Isn't that how every programming language works? It feels unfair to raise this as an advantage against a markup language.
Data being code and code being data sounded like it was leading to something interesting until it was revealed that functions are a seperate type and that you need to mark non-function lists with an operator for them to not get interpreted as functions. Apart from the visual similarity in how it's written due to the syntax limitations of the language, data doesn't seem any more code in lisp than evaluating strings in python. If the data is valid code it'll work, otherwise it won't.
The only compelling part was where the same compiler for the code is used to parse incoming data and perform operations on it, but even that doesn't feel like a game changer unless you're forbidden from using libraries for parsing.

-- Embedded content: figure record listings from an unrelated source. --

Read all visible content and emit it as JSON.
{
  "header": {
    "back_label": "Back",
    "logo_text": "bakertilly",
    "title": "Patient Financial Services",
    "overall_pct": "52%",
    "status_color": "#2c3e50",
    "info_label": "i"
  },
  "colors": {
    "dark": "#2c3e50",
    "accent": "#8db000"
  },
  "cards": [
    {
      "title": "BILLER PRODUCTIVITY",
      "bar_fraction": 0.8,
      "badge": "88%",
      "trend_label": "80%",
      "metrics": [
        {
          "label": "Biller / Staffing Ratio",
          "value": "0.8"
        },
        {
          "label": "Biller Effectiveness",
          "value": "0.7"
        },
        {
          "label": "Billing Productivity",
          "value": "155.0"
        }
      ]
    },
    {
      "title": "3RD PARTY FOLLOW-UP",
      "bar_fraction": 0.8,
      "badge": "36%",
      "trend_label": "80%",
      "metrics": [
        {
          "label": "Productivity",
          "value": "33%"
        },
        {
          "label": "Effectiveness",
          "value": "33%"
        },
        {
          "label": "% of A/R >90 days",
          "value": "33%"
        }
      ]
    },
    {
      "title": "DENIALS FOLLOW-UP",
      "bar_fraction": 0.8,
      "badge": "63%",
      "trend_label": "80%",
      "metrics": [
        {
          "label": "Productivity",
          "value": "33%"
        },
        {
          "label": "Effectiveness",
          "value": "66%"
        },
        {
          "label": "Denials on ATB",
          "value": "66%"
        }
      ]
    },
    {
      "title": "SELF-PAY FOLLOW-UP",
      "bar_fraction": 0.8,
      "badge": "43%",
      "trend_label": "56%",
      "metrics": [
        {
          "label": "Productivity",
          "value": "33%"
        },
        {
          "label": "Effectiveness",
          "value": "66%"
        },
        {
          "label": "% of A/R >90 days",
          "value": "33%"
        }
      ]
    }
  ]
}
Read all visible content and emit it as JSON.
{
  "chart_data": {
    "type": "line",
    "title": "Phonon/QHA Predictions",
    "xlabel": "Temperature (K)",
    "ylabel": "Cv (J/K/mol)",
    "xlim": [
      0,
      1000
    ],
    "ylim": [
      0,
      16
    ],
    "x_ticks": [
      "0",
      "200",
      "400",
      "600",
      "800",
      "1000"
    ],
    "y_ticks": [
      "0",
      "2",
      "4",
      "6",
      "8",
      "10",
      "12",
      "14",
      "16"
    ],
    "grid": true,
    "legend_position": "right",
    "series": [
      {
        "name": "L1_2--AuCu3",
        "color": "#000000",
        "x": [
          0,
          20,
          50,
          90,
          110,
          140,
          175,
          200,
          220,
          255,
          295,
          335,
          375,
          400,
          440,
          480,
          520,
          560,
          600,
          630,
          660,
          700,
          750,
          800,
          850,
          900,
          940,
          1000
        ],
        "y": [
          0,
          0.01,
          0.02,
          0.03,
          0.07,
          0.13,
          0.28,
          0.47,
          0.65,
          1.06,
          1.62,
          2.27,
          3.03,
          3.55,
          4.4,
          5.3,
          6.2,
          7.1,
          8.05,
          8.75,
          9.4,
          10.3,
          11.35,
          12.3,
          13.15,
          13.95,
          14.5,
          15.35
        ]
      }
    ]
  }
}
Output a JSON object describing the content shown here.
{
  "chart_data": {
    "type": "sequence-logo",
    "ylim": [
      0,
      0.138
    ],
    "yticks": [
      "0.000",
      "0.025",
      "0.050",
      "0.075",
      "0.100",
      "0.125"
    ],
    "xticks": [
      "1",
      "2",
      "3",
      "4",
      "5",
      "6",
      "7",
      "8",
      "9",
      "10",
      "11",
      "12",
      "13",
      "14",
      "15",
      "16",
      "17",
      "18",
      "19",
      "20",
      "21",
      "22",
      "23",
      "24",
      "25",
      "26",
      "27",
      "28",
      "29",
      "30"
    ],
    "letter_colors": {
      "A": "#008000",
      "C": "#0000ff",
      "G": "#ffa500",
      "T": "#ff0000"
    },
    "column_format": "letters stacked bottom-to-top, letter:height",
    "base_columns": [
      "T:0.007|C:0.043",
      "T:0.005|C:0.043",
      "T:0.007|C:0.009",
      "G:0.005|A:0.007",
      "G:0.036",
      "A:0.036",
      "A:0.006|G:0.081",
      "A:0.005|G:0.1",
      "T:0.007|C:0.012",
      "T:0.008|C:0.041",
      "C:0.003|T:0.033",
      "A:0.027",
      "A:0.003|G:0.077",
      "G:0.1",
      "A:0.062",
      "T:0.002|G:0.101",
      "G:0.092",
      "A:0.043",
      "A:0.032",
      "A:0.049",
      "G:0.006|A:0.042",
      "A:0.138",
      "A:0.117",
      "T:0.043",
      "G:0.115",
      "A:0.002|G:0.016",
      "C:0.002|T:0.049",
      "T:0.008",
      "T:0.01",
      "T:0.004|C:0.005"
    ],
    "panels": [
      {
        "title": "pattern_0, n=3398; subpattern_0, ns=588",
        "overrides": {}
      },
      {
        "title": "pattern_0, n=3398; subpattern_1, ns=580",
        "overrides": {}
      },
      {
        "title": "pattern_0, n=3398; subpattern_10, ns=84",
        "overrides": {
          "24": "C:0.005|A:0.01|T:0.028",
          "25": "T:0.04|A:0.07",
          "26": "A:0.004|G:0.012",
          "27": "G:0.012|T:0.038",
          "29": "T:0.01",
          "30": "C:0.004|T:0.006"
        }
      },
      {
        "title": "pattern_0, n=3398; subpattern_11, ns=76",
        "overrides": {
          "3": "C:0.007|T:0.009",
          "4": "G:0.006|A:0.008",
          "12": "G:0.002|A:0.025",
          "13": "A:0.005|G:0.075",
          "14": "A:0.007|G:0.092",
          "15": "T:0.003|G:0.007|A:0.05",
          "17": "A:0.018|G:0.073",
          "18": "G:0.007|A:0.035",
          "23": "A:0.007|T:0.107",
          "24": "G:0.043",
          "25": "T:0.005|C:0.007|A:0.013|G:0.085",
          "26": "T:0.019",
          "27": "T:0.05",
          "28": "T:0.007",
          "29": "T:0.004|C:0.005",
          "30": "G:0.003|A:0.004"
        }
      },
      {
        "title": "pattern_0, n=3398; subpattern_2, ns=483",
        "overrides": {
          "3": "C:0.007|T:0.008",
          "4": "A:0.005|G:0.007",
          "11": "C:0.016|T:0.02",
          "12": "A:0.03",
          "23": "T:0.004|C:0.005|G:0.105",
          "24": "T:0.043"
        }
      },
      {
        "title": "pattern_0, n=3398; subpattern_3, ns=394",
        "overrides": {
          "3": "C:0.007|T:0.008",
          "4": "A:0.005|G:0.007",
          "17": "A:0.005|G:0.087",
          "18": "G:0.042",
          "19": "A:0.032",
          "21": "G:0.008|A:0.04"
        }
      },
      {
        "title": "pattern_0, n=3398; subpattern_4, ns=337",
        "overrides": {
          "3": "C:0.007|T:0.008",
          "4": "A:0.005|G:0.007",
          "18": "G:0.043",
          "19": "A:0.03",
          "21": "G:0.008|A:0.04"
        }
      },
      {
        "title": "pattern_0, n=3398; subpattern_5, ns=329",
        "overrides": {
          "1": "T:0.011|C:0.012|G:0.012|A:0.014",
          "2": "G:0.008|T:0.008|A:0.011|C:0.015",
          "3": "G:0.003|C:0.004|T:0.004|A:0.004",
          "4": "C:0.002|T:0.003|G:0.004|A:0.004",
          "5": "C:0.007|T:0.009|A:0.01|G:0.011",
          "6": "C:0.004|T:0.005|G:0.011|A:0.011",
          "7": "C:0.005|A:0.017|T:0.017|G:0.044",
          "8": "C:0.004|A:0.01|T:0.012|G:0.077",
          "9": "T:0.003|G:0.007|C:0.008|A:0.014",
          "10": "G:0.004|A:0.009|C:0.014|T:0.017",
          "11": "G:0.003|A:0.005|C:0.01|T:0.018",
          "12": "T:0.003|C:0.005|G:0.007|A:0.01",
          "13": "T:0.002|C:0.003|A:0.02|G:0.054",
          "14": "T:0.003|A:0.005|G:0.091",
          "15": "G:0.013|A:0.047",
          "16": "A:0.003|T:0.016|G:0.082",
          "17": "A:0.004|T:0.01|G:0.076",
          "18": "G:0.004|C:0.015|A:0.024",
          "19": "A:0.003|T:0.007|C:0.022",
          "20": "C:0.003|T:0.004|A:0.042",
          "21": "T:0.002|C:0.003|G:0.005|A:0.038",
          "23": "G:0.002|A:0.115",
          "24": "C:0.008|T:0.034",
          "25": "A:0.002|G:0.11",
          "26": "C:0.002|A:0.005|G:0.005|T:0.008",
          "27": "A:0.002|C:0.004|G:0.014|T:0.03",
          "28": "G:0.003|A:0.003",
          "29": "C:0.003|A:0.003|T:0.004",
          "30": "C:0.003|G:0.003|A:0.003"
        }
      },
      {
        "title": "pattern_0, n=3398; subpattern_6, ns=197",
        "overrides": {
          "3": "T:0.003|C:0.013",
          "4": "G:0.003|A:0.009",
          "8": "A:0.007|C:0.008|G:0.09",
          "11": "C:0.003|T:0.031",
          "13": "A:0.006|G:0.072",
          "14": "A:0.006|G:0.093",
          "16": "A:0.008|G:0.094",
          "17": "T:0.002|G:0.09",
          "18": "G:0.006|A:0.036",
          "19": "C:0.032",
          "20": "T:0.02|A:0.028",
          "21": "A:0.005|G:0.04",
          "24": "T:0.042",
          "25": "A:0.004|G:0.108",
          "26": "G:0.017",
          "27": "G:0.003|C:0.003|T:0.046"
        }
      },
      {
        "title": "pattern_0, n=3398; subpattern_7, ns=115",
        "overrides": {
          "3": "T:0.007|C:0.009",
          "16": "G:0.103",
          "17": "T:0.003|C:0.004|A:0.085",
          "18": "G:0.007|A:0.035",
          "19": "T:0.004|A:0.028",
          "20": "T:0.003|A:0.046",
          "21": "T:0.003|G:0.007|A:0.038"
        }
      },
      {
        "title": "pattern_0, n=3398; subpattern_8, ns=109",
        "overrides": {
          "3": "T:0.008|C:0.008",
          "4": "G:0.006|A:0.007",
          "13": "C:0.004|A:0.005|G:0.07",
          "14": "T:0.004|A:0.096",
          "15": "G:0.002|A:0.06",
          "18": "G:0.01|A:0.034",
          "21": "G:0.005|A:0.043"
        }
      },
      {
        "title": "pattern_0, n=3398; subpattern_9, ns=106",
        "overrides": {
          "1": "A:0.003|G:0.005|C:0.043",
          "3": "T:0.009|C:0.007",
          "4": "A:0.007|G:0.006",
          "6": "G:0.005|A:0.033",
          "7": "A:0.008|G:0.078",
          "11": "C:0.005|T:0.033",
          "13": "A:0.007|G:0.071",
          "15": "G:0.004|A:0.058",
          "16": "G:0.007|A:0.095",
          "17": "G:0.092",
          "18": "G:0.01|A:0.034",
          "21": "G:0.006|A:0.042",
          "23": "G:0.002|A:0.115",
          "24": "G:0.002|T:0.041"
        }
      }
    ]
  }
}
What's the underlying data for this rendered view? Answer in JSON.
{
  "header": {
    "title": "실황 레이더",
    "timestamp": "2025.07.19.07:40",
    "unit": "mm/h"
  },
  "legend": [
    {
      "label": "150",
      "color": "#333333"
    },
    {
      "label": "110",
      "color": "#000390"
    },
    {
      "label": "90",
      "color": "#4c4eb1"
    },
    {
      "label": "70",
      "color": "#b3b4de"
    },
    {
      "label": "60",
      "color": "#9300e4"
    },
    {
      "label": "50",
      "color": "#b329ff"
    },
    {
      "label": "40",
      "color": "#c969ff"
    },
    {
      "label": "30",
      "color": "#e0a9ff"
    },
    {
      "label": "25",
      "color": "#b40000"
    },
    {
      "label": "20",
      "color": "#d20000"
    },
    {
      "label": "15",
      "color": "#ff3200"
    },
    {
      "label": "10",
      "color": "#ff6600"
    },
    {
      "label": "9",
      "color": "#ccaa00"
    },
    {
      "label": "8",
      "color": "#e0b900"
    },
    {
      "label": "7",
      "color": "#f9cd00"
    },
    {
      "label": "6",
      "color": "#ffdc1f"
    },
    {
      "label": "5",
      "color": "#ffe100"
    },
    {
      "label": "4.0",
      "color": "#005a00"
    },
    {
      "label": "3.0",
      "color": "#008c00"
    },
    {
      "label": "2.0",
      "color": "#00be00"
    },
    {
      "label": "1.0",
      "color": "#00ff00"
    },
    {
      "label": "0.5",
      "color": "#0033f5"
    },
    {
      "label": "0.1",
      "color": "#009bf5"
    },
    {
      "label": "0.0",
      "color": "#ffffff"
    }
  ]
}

Finally I'm not sure how the article relates to code being math neither. It just felt like inventing new words to call existing things and insisting that they're different. Or maybe I just didn't get it at all. Sorry if this was uncalled for. It's just that I had expected more after being promised enlightenment by the article
This is a person that appears to actually think XML is great, so I wouldn’t expect them to have valid opinions on anything really lol
On the other hand in certain applications you can replace a significant amount of programming ability with a good undertstanding of vector maths.
We must do different sorts of programming...
There's a wide variety of types of programming. It's nice that the core concepts can carry across between the disparate branches.
If I'm doing a particular custom view I'll end up using
sin cos tan
for some basic trig but that's about as complex as any mobile CRUD app gets.I'm sure there are some math heavy mobile apps but they're the exception that proves the rule.
You should probably use matrices rather than trig for view transformations. (If your platform supports it and has a decent set of matrix helper functions.) It’ll be easier to code and more performant in most cases.
I mean I'm not sure how to use matrices to draw the path of 5 out of 6 sides of a hexagon given a specific center point but there are some surprisingly basic shapes that don't exist in Android view libraries.
I'll also note that this was years ago before android had all this nice composable view architecture.
Hah, yeah a hexagon is a weird case. In my experience, devs talking about “math in a custom view” has always meant simply “I want to render some arbitrary stuff in its own coordinate system.” Sorry my assumption was too far. 😉
Yeah it was a weird ask to be fair.
Thankfully android lets you calculate those views separately from the draw calls so all that math was contained to measurement calls rather than calculated on draw.
Tbf, that's probably because most CS majors at T20 schools get a math minor as well because of the obscene amount of math they have to take.
Negl I absolutely did this when I was first getting into it; especially with langs where you actually have to import something to access "higher-level" math functions. All of my review materials have me making arithmetic programs, but none of it goes over a level of like. 9th grade math, tops. (Unless you're fucking with satellites or lab data, but... I don't do that.)